Pilot study on the alteration of sirtuins and var genes in P. falciparum ring stages after exposure to heat shock and lactate
Figure 2 shows that exposure to heat shock modulates the expression of PfSir2B, in trophozoite-stage parasites. We therefore proceeded to investigate the same responses in ring-stage parasites, i.e. the stage at which var genes are also expressed. Sirtuin and var gene expression were measured immediately after the rings had been exposed to heat shock, elevated lactate, or both stressors combined for 6 h, i.e. expression was measured at 8 hpi. The same genes were also measured at 16 h (i.e. 10 h after the stressors were removed), at 18 hpi – around the time of maximum expression for active var gene(s) [41]. Kenyan field strains (ID9775 and ID3518) were selected for these experiments and, since var gene families are hyper-diverse, var expression was measured using general primer sets that were previously developed to detect conserved regions within each ups-group of var genes [10]. These same primers were used in the study of Gambian field strains which originally reported the association between var gene expression, sirtuin expression, patient fever and hyperlactataemia [11].
Preliminary findings show that on exposure of ring-stage parasites to heat shock, hsp70 was upregulated (Fig. 3A) and Sir2A (Fig. 3B) trended upwards both after stress and 10 h of recovery at 37°C (16 h after the onset of heat shock), while Sir2B (Fig. 3C) trended downwards only after stress. These changes in Sir2A and Sir2B are not statistically significant.

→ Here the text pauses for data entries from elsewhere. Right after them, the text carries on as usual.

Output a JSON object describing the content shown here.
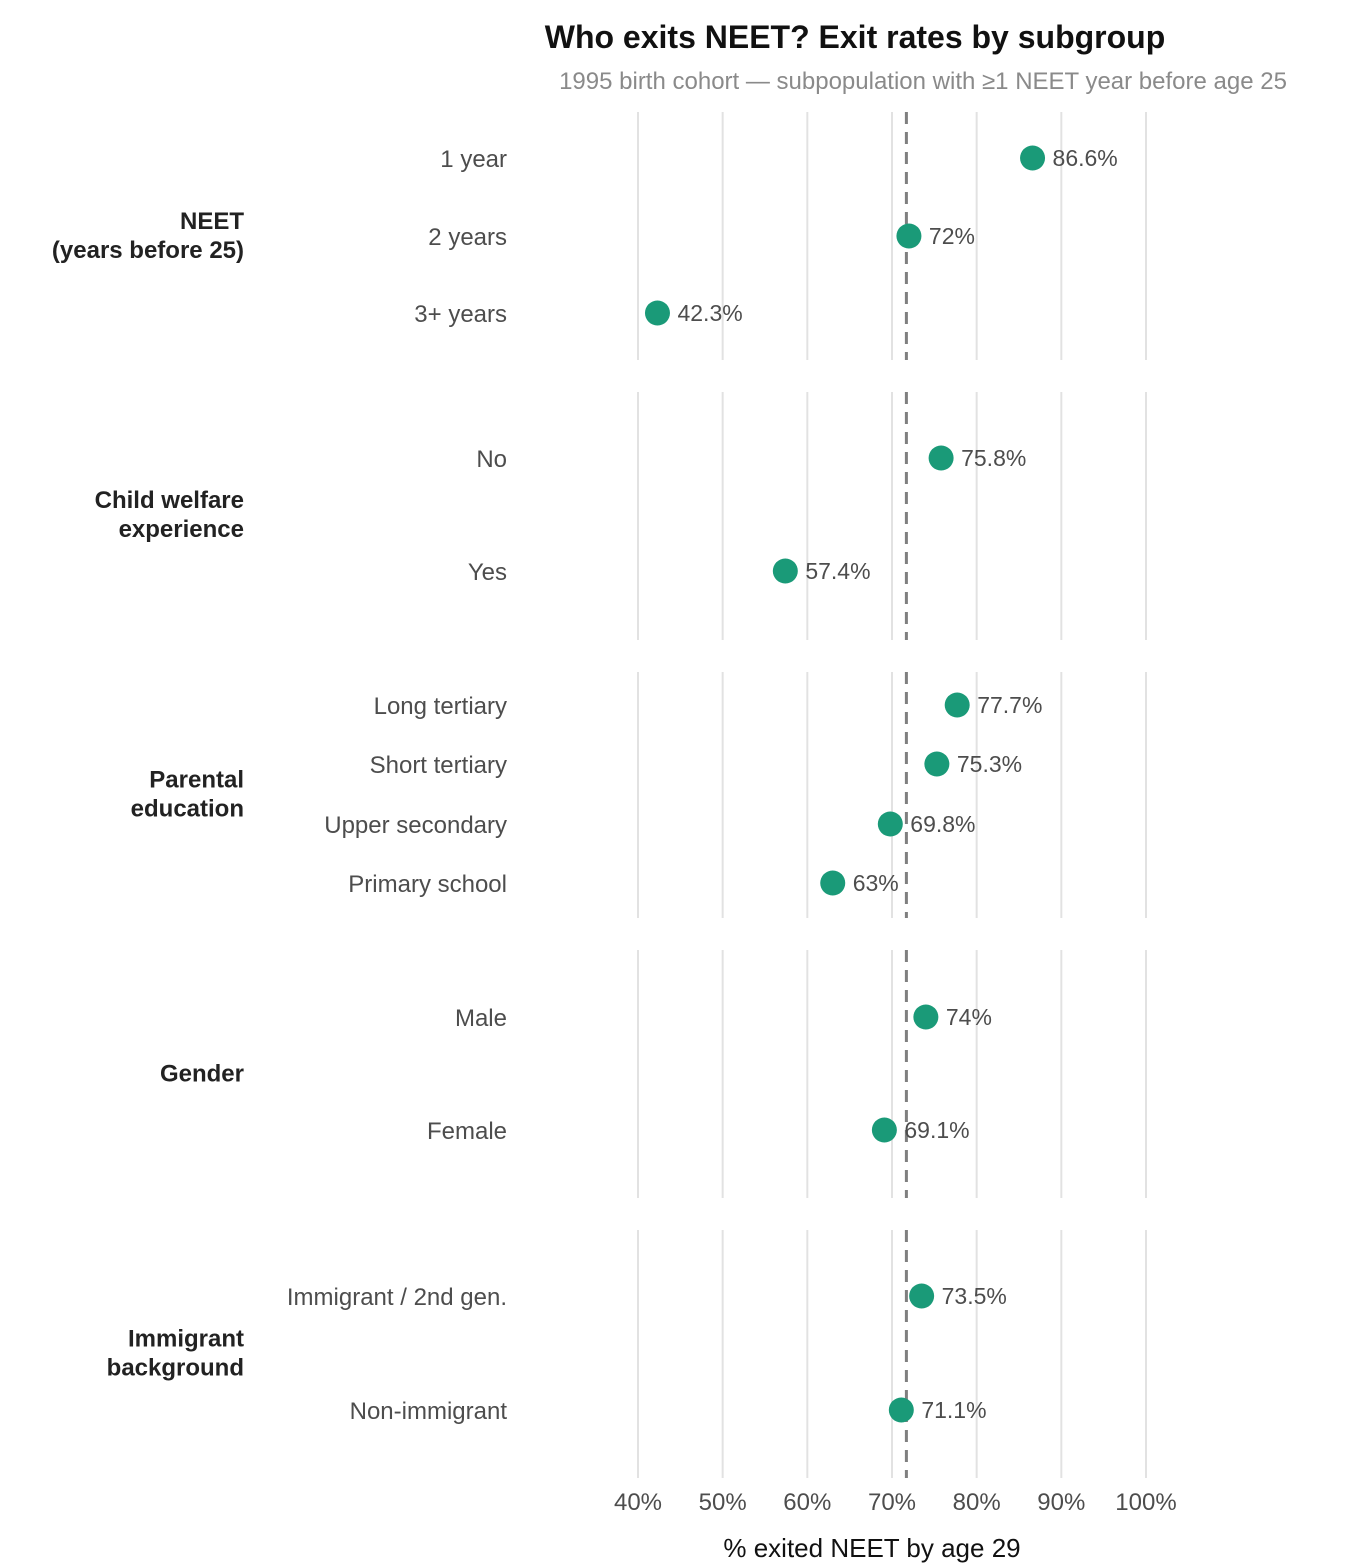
{
  "colors": {
    "point": "#1a9a78",
    "reference_line": "#7f7f7f",
    "gridline": "#e2e2e2"
  },
  "chart_data": {
    "type": "scatter",
    "title": "Who exits NEET? Exit rates by subgroup",
    "subtitle": "1995 birth cohort — subpopulation with ≥1 NEET year before age 25",
    "xlabel": "% exited NEET by age 29",
    "xlim": [
      40,
      100
    ],
    "xticks": [
      "40%",
      "50%",
      "60%",
      "70%",
      "80%",
      "90%",
      "100%"
    ],
    "reference_line": 71.7,
    "grid": true,
    "groups": [
      {
        "label": "NEET\n(years before 25)",
        "categories": [
          "1 year",
          "2 years",
          "3+ years"
        ],
        "values": [
          86.6,
          72,
          42.3
        ],
        "value_labels": [
          "86.6%",
          "72%",
          "42.3%"
        ]
      },
      {
        "label": "Child welfare\nexperience",
        "categories": [
          "No",
          "Yes"
        ],
        "values": [
          75.8,
          57.4
        ],
        "value_labels": [
          "75.8%",
          "57.4%"
        ]
      },
      {
        "label": "Parental\neducation",
        "categories": [
          "Long tertiary",
          "Short tertiary",
          "Upper secondary",
          "Primary school"
        ],
        "values": [
          77.7,
          75.3,
          69.8,
          63
        ],
        "value_labels": [
          "77.7%",
          "75.3%",
          "69.8%",
          "63%"
        ]
      },
      {
        "label": "Gender",
        "categories": [
          "Male",
          "Female"
        ],
        "values": [
          74,
          69.1
        ],
        "value_labels": [
          "74%",
          "69.1%"
        ]
      },
      {
        "label": "Immigrant\nbackground",
        "categories": [
          "Immigrant / 2nd gen.",
          "Non-immigrant"
        ],
        "values": [
          73.5,
          71.1
        ],
        "value_labels": [
          "73.5%",
          "71.1%"
        ]
      }
    ]
  }
}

The pattern of expression of var genes was nondescript (Fig. 4A-I) but may be clearer if more samples are studied. However, the var genes belonging to all the groups are upregulated after the 10 h of no stress (p values are not shown for the time categorical factor). This most likely means that var genes are increasingly expressed with time.